Chains of glowing white light erupted from the ground, wrapping around the Gloomstalker's limbs. The beast roared, thrashing against the magic, the chains cracking under its strength.
"I can't hold it long!" she cried, sweat pouring down her face.
"Long enough," Ethan said.
He didn't fire a spell. He sprinted forward.
The monster snapped its jaws at him, but it was immobilized. Ethan leaped, channeling all his remaining mana not into a spell, but into his right hand, forming a condensed blade of pure wind energy. It buzzed like a chainsaw.
He drove the wind-blade directly into the soft tissue under the monster's skull-like jaw.
Blood sprayed. The beast convulsed once, twice, and then slumped into the mud, the light fading from its magic chains.
Ethan landed, breathing hard. He looked at his hand. The recoil of the attack, combined with a grazing claw strike he hadn't noticed during the adrenaline rush, had left a deep gash across his palm. Blood dripped steadily onto the alien moss.
"Ethan!" Lysandra limped over, dropping to her knees beside him. She took his hand, her own hands glowing with a soft, warm green light.
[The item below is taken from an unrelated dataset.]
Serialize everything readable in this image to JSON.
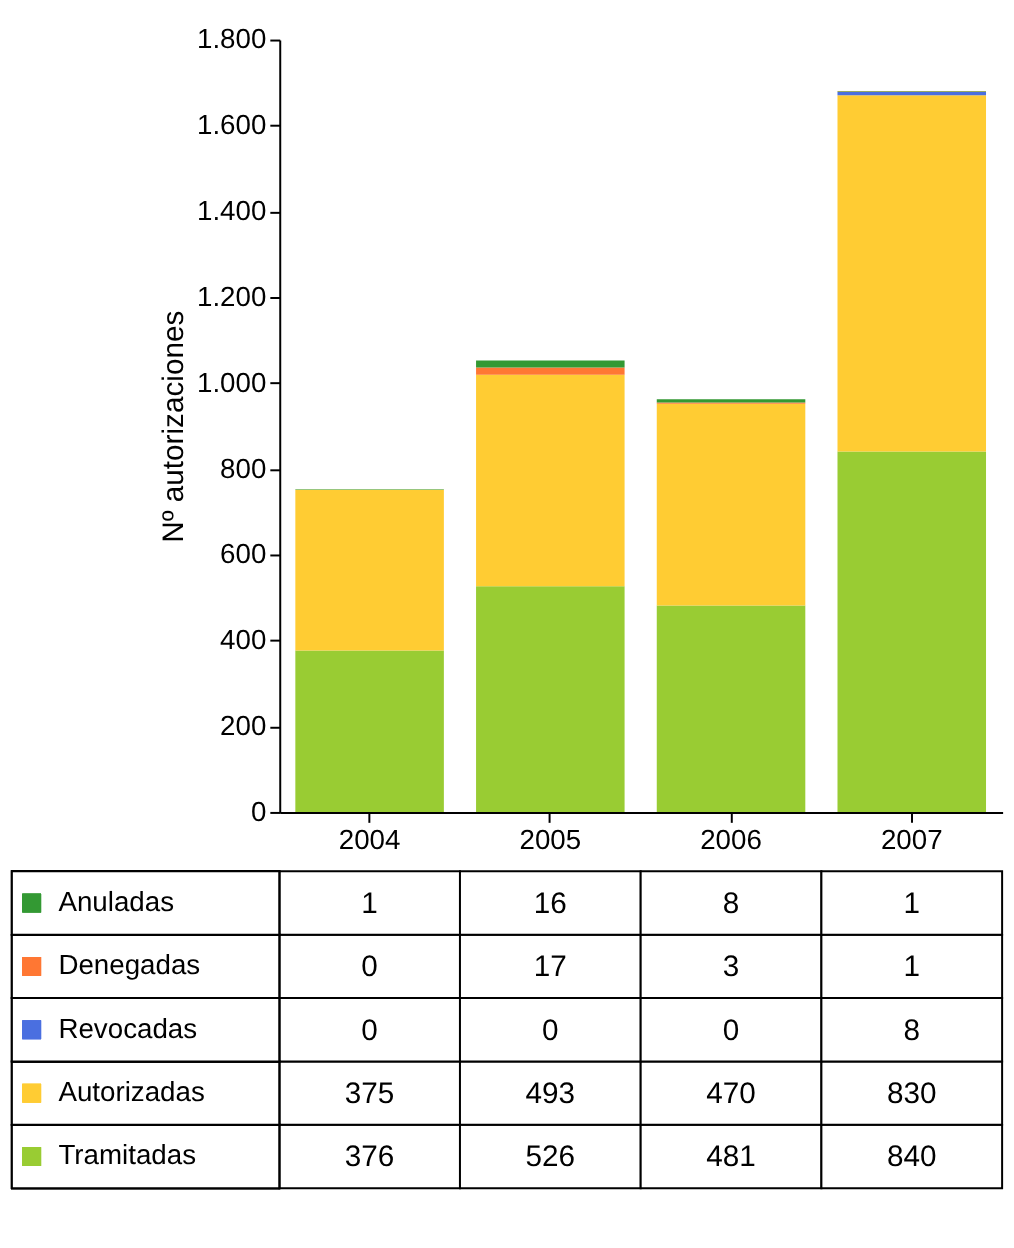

"Hold still," she whispered. "Curatio."
The skin on Ethan's hand knit together rapidly. The pain vanished, replaced by a dull itch, then nothing. A faint scar remained, but the wound was closed.
"Adequate," Ethan said, flexing his fingers. "Efficient teamwork."
Lysandra slumped back, exhausted. She looked at the massive carcass of the Gloomstalker.
"That was... incredible," she breathed. "You killed it. I just held it."
"It was a tank," Ethan said, wiping monster blood off his tunic. "High defense, high offense, low intelligence."
"It's a Gloomstalker," Lysandra corrected, her voice trembling slightly. "It's considered a mid-tier threat in the Umbrawood. They usually hunt alone."
Ethan paused. He looked at the massive beast—something that would have required a SWAT team to kill back on Earth.
"That was mid-tier?" Ethan asked, his eyebrow raising slightly.
"Yes," Lysandra said, looking deeper into the dark, twisting forest. "The deeper we go... the bigger they get."
Ethan looked at the dark path ahead. A small smile touched his lips.
"Good," he said. "Small fry are boring."